Meanwhile, ANZ points to China's sovereign credit default swaps spread being at a six-month high and "Shibor", a key interbank money market rate, approaching two-year highs.
"Liquidity conditions are tightening as policymakers crack down on the shadow banking system, and as the tide of rapid credit growth remains vulnerable to a rapid about-turn," ANZ chief economist Cameron Bagrie said.
Overall financial conditions remained accommodative, however, supported by low interest rates for borrowers and double-digit property price inflation, he said. "While we can take encouragement from financial conditions per se, they are too far predicated on asset values holding up for us to be comfortable."
More broadly, China faces the challenge of rebalancing its economy in the opposite direction to New Zealand, that is, towards growth less top-heavy in investment spending and more reliant on domestic consumption.
But Bagrie wonders how it would balance that economic objective with a social one - more jobs - that implied more investment.
"Can a centrally planned economy truly outdo ones that are more based on market forces over the long run? It all adds up to a raised risk profile.
"Our China economics team believes the risk of a hard landing can be managed with appropriate policy assistance, but these things can turn quickly. There may be question-marks over the rate of debt accumulation but let's not forget China has huge foreign reserves and a massive net external asset position, in effect meaning they have lent all the money to themselves. That's a huge plus."

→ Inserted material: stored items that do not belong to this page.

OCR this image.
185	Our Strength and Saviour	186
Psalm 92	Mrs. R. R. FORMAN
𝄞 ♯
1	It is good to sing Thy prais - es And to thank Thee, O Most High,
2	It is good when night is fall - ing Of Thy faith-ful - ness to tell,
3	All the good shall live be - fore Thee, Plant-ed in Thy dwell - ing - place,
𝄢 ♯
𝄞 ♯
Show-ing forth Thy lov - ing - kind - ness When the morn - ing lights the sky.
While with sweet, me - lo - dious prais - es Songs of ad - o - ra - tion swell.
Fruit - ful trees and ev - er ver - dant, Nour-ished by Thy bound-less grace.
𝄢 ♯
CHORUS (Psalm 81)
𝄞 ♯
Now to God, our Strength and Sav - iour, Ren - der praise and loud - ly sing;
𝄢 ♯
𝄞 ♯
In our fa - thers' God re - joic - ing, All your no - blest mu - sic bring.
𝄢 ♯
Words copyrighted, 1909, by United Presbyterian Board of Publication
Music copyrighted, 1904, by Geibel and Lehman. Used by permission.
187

Last Friday's trade figures underscored the importance of China to the New Zealand economy. A 45 per cent rise in exports to China last year offset declining exports to Australia, the United States and Japan, explaining all of the $2 billion improvement in annual exports overall and then some.
Emerging markets generally face challenges as the US Federal Reserve winds back its quantitative easing and global interest rates rise.
"Whether China grows at 6 or 10 per cent is of limited significance for New Zealand given our economic size," Bagrie said.
"What matters most for New Zealand through the transition - and particularly the withdrawal of policy stimulus globally and the impact on emerging markets - will be how Chinese households fare. If it goes pear-shaped we are talking an investment and not a consumption bust, though the two will never be completely divorced."
ASB chief economist Nick Tuffley said China's latest official annual economic growth target for the five years to 2015 is 7 per cent. While rapid by developed country standards it represents a slowdown from the average 11 per cent recorded between 2003 and 2012.
"Slower growth in China is a mathematical certainty. As the economy develops it becomes physically more difficult to sustain earlier rapid growth rates," Tuffley said. "But this slowing should not be seen as a threat to the New Zealand export story. Rather, we should welcome China's growth easing to a sustainable rate. GDP growth of only 6.9 per cent in 2014 would generate a similar addition to global growth as those earlier 10 per cent-plus growth rates and a similar increase in commodity demand."
He said New Zealand needed to continue to broaden its Chinese trade ties, with the hope of replicating the dairy story in other export industries.